Dr. Alvah was born in Torrance, in Southern California, and spent the first years of her childhood in a small city called Lomita.  She has also lived in Virginia, Okinawa, San Jose (Northern California), and El Toro, now known as Lake Forest (Southern California).

She received bachelor’s degrees in history and humanities/women’s studies at the University of California, Irvine, then attended graduate school at the University of California, Davis, where she earned her master’s degree and doctorate in U.S. history, with a minor field in cross-cultural women’s history.  She is particularly interested in the interconnections among cultural history, social history, and foreign relations.  Courses she teaches include the survey of U.S. history since 1877, history of U.S. foreign relations, seminars on the United States in World War II and in the Vietnam War, and a pro-seminar titled "Americans in the World."  She and Dr. Karen Johnson in the Physics Department co-teach a course titled "The Nuclear World," which examines the history and science of the development of nuclear weapons, and the problems and controversies that emerged from this.

Dr. Alvah is on the advisory board for St. Lawrence University's new program in Peace Studies, and plans to teach an introductory course for the minor in Fall 2010.  Between 2009 and 2011, she will teach in SLU's First-Year Program.

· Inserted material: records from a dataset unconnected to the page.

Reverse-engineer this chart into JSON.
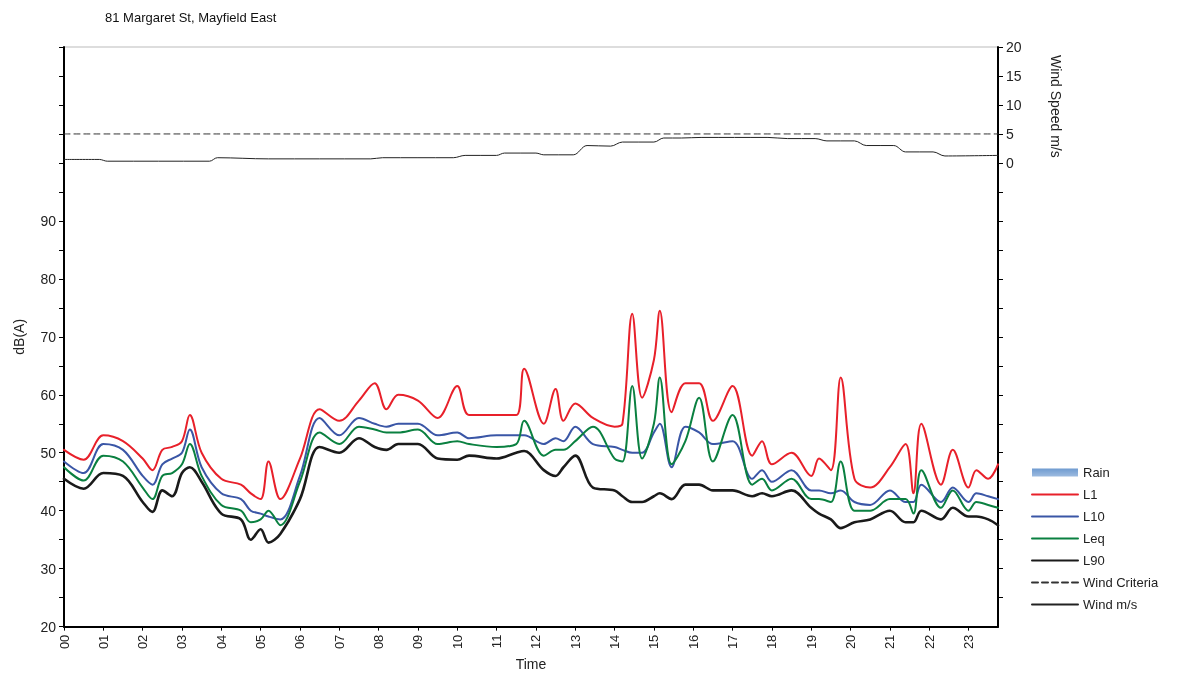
{
  "chart_data": {
    "type": "line",
    "title": "81 Margaret St, Mayfield East",
    "xlabel": "Time",
    "ylabel": "dB(A)",
    "y2label": "Wind Speed m/s",
    "legend": "right",
    "grid": false,
    "marker": "none",
    "xlim": [
      0,
      23.75
    ],
    "xticks": [
      {
        "value": 0,
        "label": "00"
      },
      {
        "value": 1,
        "label": "01"
      },
      {
        "value": 2,
        "label": "02"
      },
      {
        "value": 3,
        "label": "03"
      },
      {
        "value": 4,
        "label": "04"
      },
      {
        "value": 5,
        "label": "05"
      },
      {
        "value": 6,
        "label": "06"
      },
      {
        "value": 7,
        "label": "07"
      },
      {
        "value": 8,
        "label": "08"
      },
      {
        "value": 9,
        "label": "09"
      },
      {
        "value": 10,
        "label": "10"
      },
      {
        "value": 11,
        "label": "11"
      },
      {
        "value": 12,
        "label": "12"
      },
      {
        "value": 13,
        "label": "13"
      },
      {
        "value": 14,
        "label": "14"
      },
      {
        "value": 15,
        "label": "15"
      },
      {
        "value": 16,
        "label": "16"
      },
      {
        "value": 17,
        "label": "17"
      },
      {
        "value": 18,
        "label": "18"
      },
      {
        "value": 19,
        "label": "19"
      },
      {
        "value": 20,
        "label": "20"
      },
      {
        "value": 21,
        "label": "21"
      },
      {
        "value": 22,
        "label": "22"
      },
      {
        "value": 23,
        "label": "23"
      }
    ],
    "ylim": [
      20,
      120
    ],
    "yticks": [
      20,
      {
        "value": 25,
        "label": null
      },
      30,
      {
        "value": 35,
        "label": null
      },
      40,
      {
        "value": 45,
        "label": null
      },
      50,
      {
        "value": 55,
        "label": null
      },
      60,
      {
        "value": 65,
        "label": null
      },
      70,
      {
        "value": 75,
        "label": null
      },
      80,
      {
        "value": 85,
        "label": null
      },
      90,
      {
        "value": 95,
        "label": null
      },
      {
        "value": 100,
        "label": null
      },
      {
        "value": 105,
        "label": null
      },
      {
        "value": 110,
        "label": null
      },
      {
        "value": 115,
        "label": null
      },
      {
        "value": 120,
        "label": null
      }
    ],
    "y2lim": [
      -80,
      20
    ],
    "y2ticks": [
      {
        "value": -75,
        "label": null
      },
      {
        "value": -70,
        "label": null
      },
      {
        "value": -65,
        "label": null
      },
      {
        "value": -60,
        "label": null
      },
      {
        "value": -55,
        "label": null
      },
      {
        "value": -50,
        "label": null
      },
      {
        "value": -45,
        "label": null
      },
      {
        "value": -40,
        "label": null
      },
      {
        "value": -35,
        "label": null
      },
      {
        "value": -30,
        "label": null
      },
      {
        "value": -25,
        "label": null
      },
      {
        "value": -20,
        "label": null
      },
      {
        "value": -15,
        "label": null
      },
      {
        "value": -10,
        "label": null
      },
      {
        "value": -5,
        "label": null
      },
      0,
      5,
      10,
      15,
      20
    ],
    "x": [
      0,
      0.5,
      1,
      1.5,
      2,
      2.25,
      2.5,
      2.75,
      3,
      3.2,
      3.5,
      4,
      4.5,
      4.75,
      5,
      5.2,
      5.5,
      6,
      6.5,
      7,
      7.5,
      7.9,
      8.2,
      8.5,
      9,
      9.5,
      10,
      10.3,
      11,
      11.5,
      11.7,
      12.2,
      12.5,
      12.7,
      13,
      13.45,
      14,
      14.2,
      14.45,
      14.7,
      15,
      15.15,
      15.45,
      15.8,
      16.15,
      16.5,
      17,
      17.5,
      17.75,
      18,
      18.5,
      19,
      19.2,
      19.5,
      19.75,
      20.1,
      20.5,
      21,
      21.4,
      21.6,
      21.8,
      22.3,
      22.6,
      23,
      23.2,
      23.5,
      23.75
    ],
    "series": [
      {
        "name": "Rain",
        "type": "bar",
        "color": "#9dbbe0",
        "values": [
          null,
          null,
          null,
          null,
          null,
          null,
          null,
          null,
          null,
          null,
          null,
          null,
          null,
          null,
          null,
          null,
          null,
          null,
          null,
          null,
          null,
          null,
          null,
          null,
          null,
          null,
          null,
          null,
          null,
          null,
          null,
          null,
          null,
          null,
          null,
          null,
          null,
          null,
          null,
          null,
          null,
          null,
          null,
          null,
          null,
          null,
          null,
          null,
          null,
          null,
          null,
          null,
          null,
          null,
          null,
          null,
          null,
          null,
          null,
          null,
          null,
          null,
          null,
          null,
          null,
          null,
          null
        ]
      },
      {
        "name": "L1",
        "color": "#e8202a",
        "values": [
          50.5,
          48.8,
          53,
          52,
          49,
          47,
          50.5,
          51,
          52,
          56.5,
          50,
          45.5,
          44.5,
          43,
          42,
          48.5,
          42,
          49,
          57.5,
          55.5,
          59,
          62,
          57.5,
          60,
          59,
          56,
          61.5,
          56.5,
          56.5,
          56.5,
          64.5,
          55,
          61,
          55.5,
          58.5,
          56,
          54.5,
          55,
          74,
          59.5,
          66,
          74.5,
          57,
          62,
          62,
          55.5,
          61.5,
          49.5,
          52,
          48,
          50,
          46,
          49,
          47,
          63,
          45.5,
          44,
          47.5,
          51.5,
          43,
          55,
          44.5,
          50.5,
          44,
          47,
          45.5,
          48
        ]
      },
      {
        "name": "L10",
        "color": "#3a56a6",
        "values": [
          48.5,
          46.5,
          51.5,
          50.5,
          46,
          44.5,
          48,
          49,
          50,
          54,
          47.5,
          43,
          42,
          40,
          39.5,
          39,
          38.5,
          46,
          56,
          53,
          56,
          55,
          54.5,
          55,
          55,
          53,
          53.5,
          52.5,
          53,
          53,
          53,
          51.5,
          52.5,
          52,
          54.5,
          51.5,
          51,
          50.5,
          50,
          50,
          53.5,
          55,
          47.5,
          54.5,
          53.5,
          51.5,
          52,
          45.5,
          47,
          45,
          47,
          43.5,
          43.5,
          43,
          43.5,
          41.5,
          41,
          43.5,
          41.5,
          41.5,
          44.5,
          41.5,
          44,
          41.5,
          43,
          42.5,
          42
        ]
      },
      {
        "name": "Leq",
        "color": "#0a8040",
        "values": [
          47.5,
          45.2,
          49.5,
          48.5,
          44,
          42,
          46,
          46.5,
          48,
          51.5,
          46,
          41,
          40,
          38,
          38.5,
          40,
          37.5,
          45,
          53.5,
          51.5,
          54.5,
          54,
          53.5,
          53.5,
          54,
          51.5,
          52,
          51.5,
          51,
          51.5,
          55.5,
          49.5,
          50.5,
          50.5,
          52,
          54.5,
          49,
          48.5,
          61.5,
          49,
          55,
          63,
          48,
          52,
          59.5,
          48.5,
          56.5,
          44.5,
          45.5,
          43.5,
          45.5,
          42,
          42,
          41.5,
          48.5,
          40,
          40,
          42,
          42,
          39.5,
          47,
          40.5,
          43.5,
          40,
          41.5,
          41,
          40.5
        ]
      },
      {
        "name": "L90",
        "color": "#1a1a1a",
        "values": [
          45.5,
          43.8,
          46.5,
          46,
          41.5,
          39.8,
          43.5,
          42.5,
          46.5,
          47.5,
          45,
          39.5,
          38.5,
          35,
          36.8,
          34.5,
          36,
          42,
          51,
          50,
          52.5,
          51,
          50.5,
          51.5,
          51.5,
          49,
          48.8,
          49.5,
          49,
          50,
          50.3,
          47,
          46,
          47.5,
          49.5,
          44,
          43.5,
          42.5,
          41.5,
          41.5,
          42.5,
          43,
          42,
          44.5,
          44.5,
          43.5,
          43.5,
          42.5,
          43,
          42.5,
          43.5,
          40.5,
          39.5,
          38.5,
          37,
          38,
          38.5,
          40,
          38,
          38,
          40,
          38.5,
          40.5,
          39,
          39,
          38.5,
          37.5
        ]
      },
      {
        "name": "Wind Criteria",
        "axis": "y2",
        "color": "#333333",
        "line_style": "dashed",
        "x": [
          0,
          23.75
        ],
        "values": [
          5,
          5
        ]
      },
      {
        "name": "Wind m/s",
        "axis": "y2",
        "color": "#222222",
        "x": [
          0,
          0.9,
          1.1,
          3.7,
          3.9,
          5.2,
          7.8,
          8.1,
          9.9,
          10.2,
          11,
          11.2,
          12,
          12.2,
          12.95,
          13.3,
          13.9,
          14.2,
          15,
          15.25,
          15.7,
          16.2,
          17.9,
          18.4,
          19.1,
          19.4,
          20.1,
          20.4,
          21.1,
          21.4,
          22.1,
          22.4,
          23.75
        ],
        "values": [
          0.6,
          0.6,
          0.3,
          0.3,
          0.9,
          0.7,
          0.7,
          0.9,
          0.9,
          1.3,
          1.3,
          1.7,
          1.7,
          1.4,
          1.4,
          3,
          2.9,
          3.6,
          3.6,
          4.3,
          4.3,
          4.4,
          4.4,
          4.2,
          4.2,
          3.8,
          3.8,
          3,
          3,
          1.9,
          1.9,
          1.2,
          1.3
        ]
      }
    ]
  }
}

New York University Press published Dr. Alvah's book Unofficial Ambassadors: American Military Families Overseas and the Cold War, 1946-1965 in April 2007.  Additionally, she has written chapters on U.S. military wives and families for various edited collections: Over There: Living with the U.S. Military Empire (Duke, forthcoming in 2009); Women and the Military (Brill, forthcoming in 2010); and GIs in Germany: The American Military Presence 1945-2000 (forthcoming from Cambridge University Press).  Other publications include entries for Encyclopedia of the Cold War: A Political, Social, and Military History; Americans at War: Society, Culture and the Homefront, and Dictionary of American History.